Ellis Sharp: To Wetumpka

wetumpka

The latest addition to my website is Ellis Sharp‘s To Wetumpka. This is, inevitably, another experimental novel from Sharp, with a bleak view of the contemporary world, albeit touched with some humour. Clifford Tollinger has decided to escape from London and go the dreary seaside town of Lowestoft, on the East coast of England. One day, he decides to take a bus out to Kessingland (which is mentioned W G Sebald‘s Die Ringe des Saturn. Eine englische Wallfahrt (The Rings of Saturn)). He walks on the beach when he sees what looks like an eel, in a rock pool. He throws a few stones at it but then is surprised when the eel – which he now calls a sea-snake – leaves the pool and starts to follow him. He tries to run away from it but the snake keeps pace with him, eventually attacking him and sliding its whole body down his throat. He manages to get to a doctor the next day and is taken first to Lowestoft Hospital and then is taken away to a military hospital in an underground bunker.

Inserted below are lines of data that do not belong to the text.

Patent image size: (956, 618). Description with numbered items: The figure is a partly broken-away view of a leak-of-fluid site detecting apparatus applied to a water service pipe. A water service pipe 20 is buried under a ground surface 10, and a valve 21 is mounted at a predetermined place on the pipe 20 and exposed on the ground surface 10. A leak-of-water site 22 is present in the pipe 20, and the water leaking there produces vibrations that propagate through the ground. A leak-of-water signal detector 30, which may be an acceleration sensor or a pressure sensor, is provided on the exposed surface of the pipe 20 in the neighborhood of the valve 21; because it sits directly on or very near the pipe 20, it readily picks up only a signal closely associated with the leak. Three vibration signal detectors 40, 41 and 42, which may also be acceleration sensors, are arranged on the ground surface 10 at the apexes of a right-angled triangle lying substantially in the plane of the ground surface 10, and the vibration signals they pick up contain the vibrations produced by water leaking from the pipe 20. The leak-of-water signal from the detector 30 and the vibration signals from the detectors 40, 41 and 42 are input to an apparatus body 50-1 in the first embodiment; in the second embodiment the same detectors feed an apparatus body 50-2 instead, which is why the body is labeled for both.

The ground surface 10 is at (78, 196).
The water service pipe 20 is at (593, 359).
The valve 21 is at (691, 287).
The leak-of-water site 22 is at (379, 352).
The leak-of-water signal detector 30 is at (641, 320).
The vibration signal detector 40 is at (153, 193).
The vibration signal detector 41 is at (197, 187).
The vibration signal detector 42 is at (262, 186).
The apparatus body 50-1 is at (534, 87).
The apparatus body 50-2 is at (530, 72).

He is operated on but when he wakes up, the snake has been removed but there no-one in the medical facility and his stomach has not been sewn up. He manages to get away and is finally taken to another military hospital where he is detained. This is, however, no science fiction story. There are no answers to what the snake is, what happened in the two hospitals and what happens to Tollinger, except that he ends up in Wetumpka, Alabama. It is a completely original novel about the grimness and strangeness of life which gives us no easy explanations and no tidy solution. I can thoroughly recommend it.